Highlights from the ratings report include:
  • HP's revenue growth has slightly outpaced the industry average of 14.6%. Since the same quarter one year prior, revenues rose by 18.8%. Growth in the company's revenue appears to have helped boost the earnings per share.
  • HP's debt-to-equity ratio is very low at 0.02 and is currently below that of the industry average, implying that there has been very successful management of debt levels. To add to this, HP has a quick ratio of 2.20, which demonstrates the ability of the company to cover short-term liquidity needs.
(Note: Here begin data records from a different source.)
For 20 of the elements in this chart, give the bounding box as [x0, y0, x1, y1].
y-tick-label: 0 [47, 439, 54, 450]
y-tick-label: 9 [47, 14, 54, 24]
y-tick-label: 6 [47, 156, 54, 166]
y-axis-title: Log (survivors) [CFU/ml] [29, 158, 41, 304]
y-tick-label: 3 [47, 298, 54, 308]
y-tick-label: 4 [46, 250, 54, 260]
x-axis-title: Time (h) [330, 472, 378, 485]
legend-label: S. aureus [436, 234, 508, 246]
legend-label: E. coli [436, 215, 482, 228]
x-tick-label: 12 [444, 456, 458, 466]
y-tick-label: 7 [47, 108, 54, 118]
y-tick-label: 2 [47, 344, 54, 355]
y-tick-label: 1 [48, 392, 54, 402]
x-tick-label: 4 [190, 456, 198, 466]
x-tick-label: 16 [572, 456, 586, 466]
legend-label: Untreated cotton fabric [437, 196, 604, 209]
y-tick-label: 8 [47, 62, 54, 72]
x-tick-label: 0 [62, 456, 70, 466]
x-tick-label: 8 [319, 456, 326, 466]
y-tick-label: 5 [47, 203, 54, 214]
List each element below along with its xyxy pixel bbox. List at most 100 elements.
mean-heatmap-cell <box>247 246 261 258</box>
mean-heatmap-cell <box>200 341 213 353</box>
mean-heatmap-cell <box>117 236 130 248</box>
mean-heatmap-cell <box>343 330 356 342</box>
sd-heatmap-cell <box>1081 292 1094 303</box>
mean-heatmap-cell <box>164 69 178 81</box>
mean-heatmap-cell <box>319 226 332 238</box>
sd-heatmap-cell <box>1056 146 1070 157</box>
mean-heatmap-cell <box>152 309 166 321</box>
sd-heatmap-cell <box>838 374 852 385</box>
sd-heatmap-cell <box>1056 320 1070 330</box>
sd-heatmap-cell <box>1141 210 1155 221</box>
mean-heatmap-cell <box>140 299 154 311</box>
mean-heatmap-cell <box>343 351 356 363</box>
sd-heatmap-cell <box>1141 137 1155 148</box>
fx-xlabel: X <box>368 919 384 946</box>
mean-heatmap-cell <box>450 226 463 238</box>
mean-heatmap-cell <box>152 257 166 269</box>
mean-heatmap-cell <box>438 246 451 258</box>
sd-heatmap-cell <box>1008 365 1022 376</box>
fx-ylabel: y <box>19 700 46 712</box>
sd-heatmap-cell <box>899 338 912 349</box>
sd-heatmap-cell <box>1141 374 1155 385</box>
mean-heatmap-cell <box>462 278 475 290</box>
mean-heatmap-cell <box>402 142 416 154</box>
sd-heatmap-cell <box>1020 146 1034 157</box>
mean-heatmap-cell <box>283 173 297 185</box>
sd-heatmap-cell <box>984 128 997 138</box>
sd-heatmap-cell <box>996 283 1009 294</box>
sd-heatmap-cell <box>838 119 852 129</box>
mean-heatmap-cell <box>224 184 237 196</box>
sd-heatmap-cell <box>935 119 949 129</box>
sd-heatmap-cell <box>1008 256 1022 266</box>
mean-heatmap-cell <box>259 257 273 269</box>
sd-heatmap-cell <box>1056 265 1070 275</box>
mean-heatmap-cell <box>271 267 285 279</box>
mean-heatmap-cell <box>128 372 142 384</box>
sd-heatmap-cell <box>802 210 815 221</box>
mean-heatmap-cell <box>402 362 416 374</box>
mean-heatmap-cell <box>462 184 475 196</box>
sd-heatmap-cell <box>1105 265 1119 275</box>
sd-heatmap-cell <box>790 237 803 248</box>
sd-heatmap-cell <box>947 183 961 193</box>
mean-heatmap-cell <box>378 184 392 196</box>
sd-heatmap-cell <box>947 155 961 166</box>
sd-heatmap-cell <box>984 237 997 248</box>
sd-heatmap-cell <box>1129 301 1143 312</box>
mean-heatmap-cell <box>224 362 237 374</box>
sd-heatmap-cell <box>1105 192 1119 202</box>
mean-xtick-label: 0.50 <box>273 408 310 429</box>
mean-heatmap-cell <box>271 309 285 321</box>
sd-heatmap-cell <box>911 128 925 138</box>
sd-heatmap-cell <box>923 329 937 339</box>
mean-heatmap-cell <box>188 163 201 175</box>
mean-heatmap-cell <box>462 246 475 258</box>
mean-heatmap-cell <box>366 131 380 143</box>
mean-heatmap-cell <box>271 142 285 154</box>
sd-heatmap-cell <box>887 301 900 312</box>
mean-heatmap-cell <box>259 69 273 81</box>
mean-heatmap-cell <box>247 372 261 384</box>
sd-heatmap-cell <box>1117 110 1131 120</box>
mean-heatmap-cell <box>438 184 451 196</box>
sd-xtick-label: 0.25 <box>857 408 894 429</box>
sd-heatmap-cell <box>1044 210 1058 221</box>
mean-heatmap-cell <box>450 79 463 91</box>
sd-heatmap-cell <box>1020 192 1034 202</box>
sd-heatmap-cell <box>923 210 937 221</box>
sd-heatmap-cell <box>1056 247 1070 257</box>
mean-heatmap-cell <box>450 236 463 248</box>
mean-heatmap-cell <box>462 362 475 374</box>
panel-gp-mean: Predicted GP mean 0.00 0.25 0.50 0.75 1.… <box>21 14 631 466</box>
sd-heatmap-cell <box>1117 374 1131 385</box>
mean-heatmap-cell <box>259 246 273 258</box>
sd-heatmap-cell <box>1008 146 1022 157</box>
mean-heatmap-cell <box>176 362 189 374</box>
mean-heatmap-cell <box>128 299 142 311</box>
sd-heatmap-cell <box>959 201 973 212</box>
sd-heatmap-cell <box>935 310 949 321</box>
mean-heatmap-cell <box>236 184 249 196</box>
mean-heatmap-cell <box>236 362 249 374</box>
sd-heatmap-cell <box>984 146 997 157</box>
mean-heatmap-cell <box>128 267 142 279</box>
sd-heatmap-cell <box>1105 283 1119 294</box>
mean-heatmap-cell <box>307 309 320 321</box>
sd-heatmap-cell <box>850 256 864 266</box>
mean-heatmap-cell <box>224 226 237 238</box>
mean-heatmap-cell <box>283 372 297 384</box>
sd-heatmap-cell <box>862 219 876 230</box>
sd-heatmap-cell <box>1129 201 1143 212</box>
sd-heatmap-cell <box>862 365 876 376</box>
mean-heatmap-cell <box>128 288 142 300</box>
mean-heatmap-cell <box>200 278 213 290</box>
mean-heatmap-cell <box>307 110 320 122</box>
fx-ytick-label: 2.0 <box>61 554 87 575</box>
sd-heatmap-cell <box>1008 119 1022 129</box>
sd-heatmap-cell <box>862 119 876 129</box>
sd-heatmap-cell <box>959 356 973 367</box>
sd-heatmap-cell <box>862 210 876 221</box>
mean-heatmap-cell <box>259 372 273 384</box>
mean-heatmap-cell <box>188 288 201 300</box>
  • HP's stock share price has done very poorly compared to where it was a year ago: Despite any rallies, the net result is that it is down by 31.33%, which is also worse that the performance of the S&P 500 Index. Investors have so far failed to pay much attention to the earnings improvements the company has managed to achieve over the last quarter. Naturally, the overall market trend is bound to be a significant factor. However, in one sense, the stock's sharp decline last year is a positive for future investors, making it cheaper (in proportion to its earnings over the past year) than most other stocks in its industry. But due to other concerns, we feel the stock is still not a good buy right now.
  • The company's current return on equity has slightly decreased from the same quarter one year prior. This implies a minor weakness in the organization. Compared to other companies in the Energy Equipment & Services industry and the overall market on the basis of return on equity, HELMERICH & PAYNE has underperformed in comparison with the industry average, but has exceeded that of the S&P 500.